Spenden lohnt sich dennoch weiterhin: Das Geld wird benötigt, um die laufenden Kosten für Equipment, Treibstoff, Hafengebühren, Verpflegung und vielem mehr auf der Mission abzudecken. Was aber neben Geldspenden ebenfalls gefragt ist, das ist ganz konkretes Anpacken. Jede_r kann sich bei „Jugend Rettet“ engagieren: Die Crews werden voraussichtlich in einem Drei-Wochen-Rhythmus das Mittelmeer befahren. Um die jeweiligen Mannschaften zu vervollständigen, werden noch Freiwillige gesucht.

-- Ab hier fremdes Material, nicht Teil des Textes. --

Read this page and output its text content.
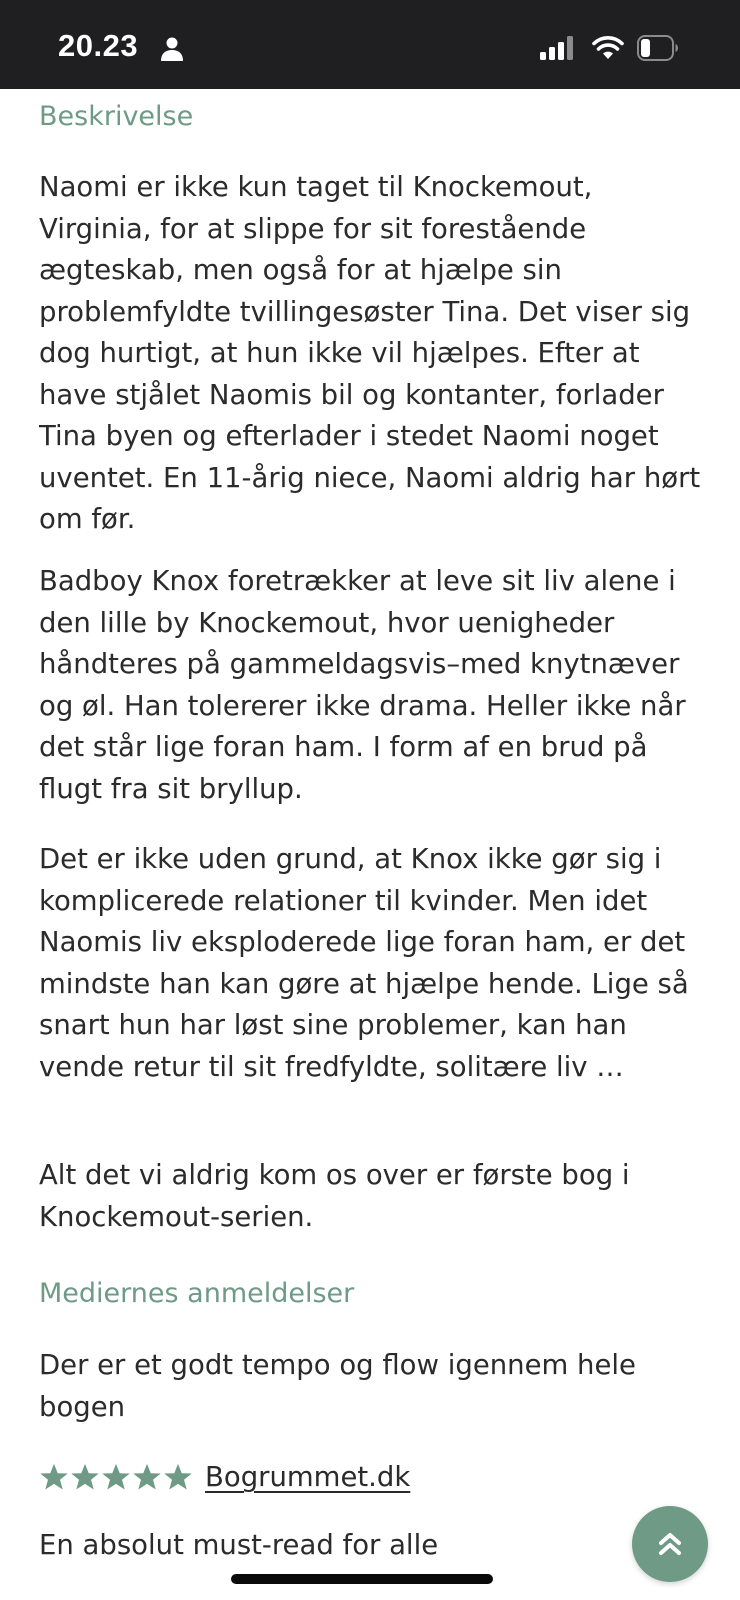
20.23
Beskrivelse

Naomi er ikke kun taget til Knockemout, Virginia, for at slippe for sit forestående ægteskab, men også for at hjælpe sin problemfyldte tvillingesøster Tina. Det viser sig dog hurtigt, at hun ikke vil hjælpes. Efter at have stjålet Naomis bil og kontanter, forlader Tina byen og efterlader i stedet Naomi noget uventet. En 11-årig niece, Naomi aldrig har hørt om før.

Badboy Knox foretrækker at leve sit liv alene i den lille by Knockemout, hvor uenigheder håndteres på gammeldagsvis–med knytnæver og øl. Han tolererer ikke drama. Heller ikke når det står lige foran ham. I form af en brud på flugt fra sit bryllup.

Det er ikke uden grund, at Knox ikke gør sig i komplicerede relationer til kvinder. Men idet Naomis liv eksploderede lige foran ham, er det mindste han kan gøre at hjælpe hende. Lige så snart hun har løst sine problemer, kan han vende retur til sit fredfyldte, solitære liv …

Alt det vi aldrig kom os over er første bog i Knockemout-serien.

Mediernes anmeldelser

Der er et godt tempo og flow igennem hele bogen

Bogrummet.dk

En absolut must-read for alle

Hochseeunerfahrene finden ihren Platz an Bord als Deckhands oder Hilfsabreiter_innen, die im Ernstfall trockene Kleidung, Handtücher und Essen verteilen können. Ebenso dringend sucht „Jugend Rettet“ aber Fachpersonal – Kapitäne, Steuermänner, Matrosen, Ärzte, Psychologen und Rettungssanitäter sind ihnen mehr als willkommen. Handwerker, Schreiner und Schweißer werden außerdem benötigt, um die Umbauarbeiten am Schiff zu unterstützen. 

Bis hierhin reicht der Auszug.